By Bob Hertzel
Times West Virginian
As the play developed, the Delaware State player found herself on a breakaway, dribbling down the court, far ahead of the field.
If this had been the slalom in the upcoming winter Olympics, you would have been saying that the only thing between her and the gold medal was a fall.
This, though, was West Virginia University against Delaware State basketball on Wednesday night, a game WVU would win by the rather ridiculous score of 109-47, and it turned out that what stood between her and a layup was a player far behind, the Mountaineers’ Bria Holmes.
A gifted sophomore guard, Holmes took off in pursuit at breakneck speed and pulled off a Herculean effort as she caught the front-running Hornet from behind just before she was going to take the ball to the basket, slapping it away into the seats as the offended sprawled across the Coliseum floor.
Certainly impressive was the speed Holmes showed for someone who stands 6-foot-1, which makes her a sizeable women’s guard, but more impressive was the desire she showed in a game as one-sided as this, the play obviously not one which would have any real bearing on the outcome.
Such speed, such effort was not what once was expected of her, as teammate Asya Bussie, the Mountaineers’ fifth-year senior center and team leader, would relate in a post-game press conference.
“When she first got here, we had conditioning; she just would not run,” Bussie recalled. “I thought she just couldn’t run and was just slow.

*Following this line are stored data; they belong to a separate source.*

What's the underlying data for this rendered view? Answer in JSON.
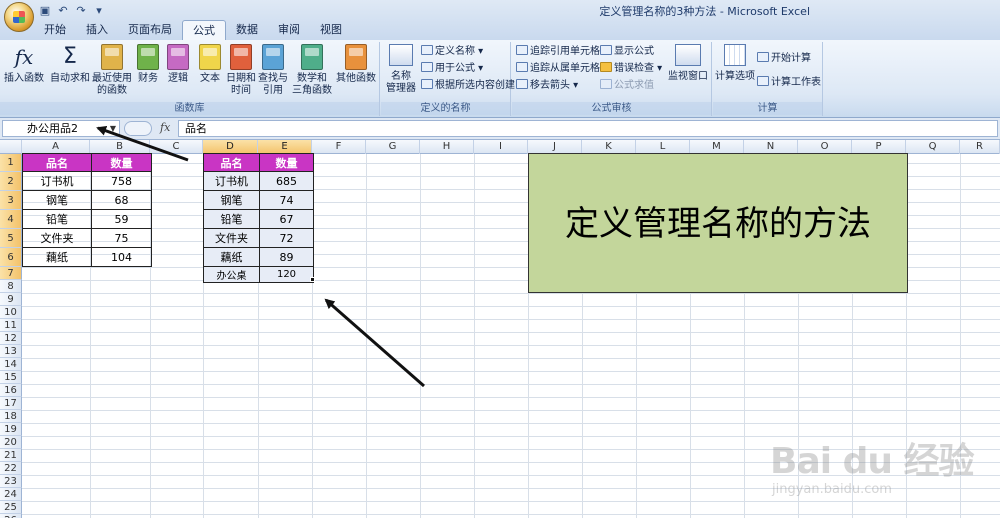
{
  "window_title": "定义管理名称的3种方法 - Microsoft Excel",
  "qat": [
    "save-icon",
    "undo-icon",
    "redo-icon",
    "customize-icon"
  ],
  "tabs": [
    "开始",
    "插入",
    "页面布局",
    "公式",
    "数据",
    "审阅",
    "视图"
  ],
  "active_tab": "公式",
  "ribbon": {
    "function_library": {
      "label": "函数库",
      "insert_function": "插入函数",
      "autosum": "自动求和",
      "recent_line1": "最近使用",
      "recent_line2": "的函数",
      "financial": "财务",
      "logical": "逻辑",
      "text": "文本",
      "datetime_line1": "日期和",
      "datetime_line2": "时间",
      "lookup_line1": "查找与",
      "lookup_line2": "引用",
      "math_line1": "数学和",
      "math_line2": "三角函数",
      "more": "其他函数"
    },
    "defined_names": {
      "label": "定义的名称",
      "name_manager_line1": "名称",
      "name_manager_line2": "管理器",
      "define_name": "定义名称",
      "use_in_formula": "用于公式",
      "create_from_selection": "根据所选内容创建"
    },
    "formula_auditing": {
      "label": "公式审核",
      "trace_precedents": "追踪引用单元格",
      "trace_dependents": "追踪从属单元格",
      "remove_arrows": "移去箭头",
      "show_formulas": "显示公式",
      "error_checking": "错误检查",
      "evaluate_formula": "公式求值",
      "watch_window": "监视窗口"
    },
    "calculation": {
      "label": "计算",
      "calc_options": "计算选项",
      "calc_now": "开始计算",
      "calc_sheet": "计算工作表"
    }
  },
  "formula_bar": {
    "name_box": "办公用品2",
    "fx": "fx",
    "content": "品名"
  },
  "columns": [
    "A",
    "B",
    "C",
    "D",
    "E",
    "F",
    "G",
    "H",
    "I",
    "J",
    "K",
    "L",
    "M",
    "N",
    "O",
    "P",
    "Q",
    "R"
  ],
  "rows": [
    "1",
    "2",
    "3",
    "4",
    "5",
    "6",
    "7",
    "8",
    "9",
    "10",
    "11",
    "12",
    "13",
    "14",
    "15",
    "16",
    "17",
    "18",
    "19",
    "20",
    "21",
    "22",
    "23",
    "24",
    "25",
    "26"
  ],
  "table1": {
    "headers": [
      "品名",
      "数量"
    ],
    "rows": [
      [
        "订书机",
        "758"
      ],
      [
        "钢笔",
        "68"
      ],
      [
        "铅笔",
        "59"
      ],
      [
        "文件夹",
        "75"
      ],
      [
        "藕纸",
        "104"
      ]
    ]
  },
  "table2": {
    "headers": [
      "品名",
      "数量"
    ],
    "rows": [
      [
        "订书机",
        "685"
      ],
      [
        "钢笔",
        "74"
      ],
      [
        "铅笔",
        "67"
      ],
      [
        "文件夹",
        "72"
      ],
      [
        "藕纸",
        "89"
      ],
      [
        "办公桌",
        "120"
      ]
    ]
  },
  "title_box": "定义管理名称的方法",
  "watermark": {
    "main": "Bai du 经验",
    "url": "jingyan.baidu.com"
  },
  "colors": {
    "header_magenta": "#c935c4",
    "title_box_green": "#c3d69b",
    "ribbon_blue": "#dde8f5"
  }
}
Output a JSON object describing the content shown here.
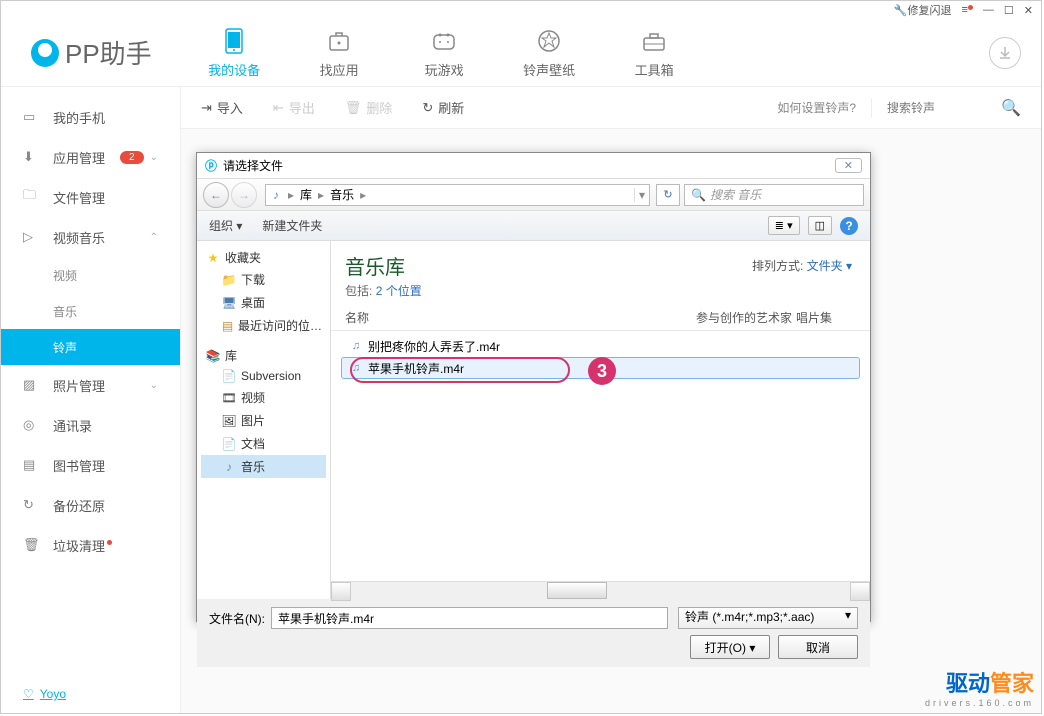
{
  "titlebar": {
    "repair": "修复闪退"
  },
  "logo": "PP助手",
  "nav": [
    {
      "label": "我的设备",
      "active": true
    },
    {
      "label": "找应用"
    },
    {
      "label": "玩游戏"
    },
    {
      "label": "铃声壁纸"
    },
    {
      "label": "工具箱"
    }
  ],
  "sidebar": {
    "items": [
      {
        "label": "我的手机"
      },
      {
        "label": "应用管理",
        "badge": "2",
        "expandable": true
      },
      {
        "label": "文件管理"
      },
      {
        "label": "视频音乐",
        "expanded": true
      },
      {
        "label": "照片管理",
        "expandable": true
      },
      {
        "label": "通讯录"
      },
      {
        "label": "图书管理"
      },
      {
        "label": "备份还原"
      },
      {
        "label": "垃圾清理",
        "dot": true
      }
    ],
    "subs": [
      {
        "label": "视频"
      },
      {
        "label": "音乐"
      },
      {
        "label": "铃声",
        "active": true
      }
    ]
  },
  "toolbar": {
    "import": "导入",
    "export": "导出",
    "delete": "删除",
    "refresh": "刷新",
    "help": "如何设置铃声?",
    "search_placeholder": "搜索铃声"
  },
  "dialog": {
    "title": "请选择文件",
    "breadcrumb": {
      "root": "库",
      "current": "音乐"
    },
    "search_placeholder": "搜索 音乐",
    "organize": "组织",
    "new_folder": "新建文件夹",
    "tree": {
      "fav": "收藏夹",
      "downloads": "下载",
      "desktop": "桌面",
      "recent": "最近访问的位…",
      "library": "库",
      "subversion": "Subversion",
      "video": "视频",
      "pictures": "图片",
      "documents": "文档",
      "music": "音乐"
    },
    "header": {
      "title": "音乐库",
      "sub_prefix": "包括:",
      "sub_count": "2 个位置",
      "sort_label": "排列方式:",
      "sort_value": "文件夹"
    },
    "columns": {
      "name": "名称",
      "artist": "参与创作的艺术家",
      "album": "唱片集"
    },
    "files": [
      {
        "name": "别把疼你的人弄丢了.m4r"
      },
      {
        "name": "苹果手机铃声.m4r",
        "selected": true
      }
    ],
    "footer": {
      "fn_label": "文件名(N):",
      "fn_value": "苹果手机铃声.m4r",
      "filter": "铃声 (*.m4r;*.mp3;*.aac)",
      "open": "打开(O)",
      "cancel": "取消"
    }
  },
  "callout": "3",
  "yoyo": "Yoyo",
  "watermark": {
    "main1": "驱动",
    "main2": "管家",
    "sub": "drivers.160.com"
  }
}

We got into an argument (about her effort). Eventually, she started to run, and now she’s leading the team in sprints.”
What was going on with Holmes, who is a shy person and was even more so having just come out of high school in New Haven, Conn.?
“When I first got here, I felt I couldn’t do the stuff they were doing,” she explained. “It was a mental thing. I had just broken down inside. I got through it and this year was fun. I made all my times and stuff.”
Made her times?
“When Bria wants to run, she is as fast as anybody I have,” Carey allowed. “And she’s very athletic. You don’t always have to get shots. The way she jumps, her quickness and height as a guard, she can go in there and dominate the boards, if she wants to.”
Most of her teammates agree that if she continues to push hard, she can become one of the best guards ever to play at WVU along with the Bulgers, Liz Repella, Sarah Miles and Yolanda Paige, although she is going to do her contributing via scoring and rebounds rather than as a set-up guard like Miles and Paige.
Against Delaware State, admittedly not a tough test, she flashed all her skills.
Holmes scored 22 points on 9-of-13 shooting, all four of the misses coming from 3-point range, where she did hit two shots. She had four rebounds and five assists … and she was coming back from missing time with a concussion, which may serve as a sign of the way she plays the game.
“This is the best I’ve felt since coming back. I just had to go out there with the mentality of playing basketball and clearing everything out of my head,” she said, which is something the concussion takes care of quite well.
Told that there were those, including Coach Carey, who see her possessing the ability to be among the best guards ever at WVU, Holmes replied:
“That’s pretty much of a shock. I just have to play my game and not think too much about that kind of stuff.”
Holmes has taken over the scoring lead on the Mountaineers at 14.3 points a game, while also leading in steals with 16.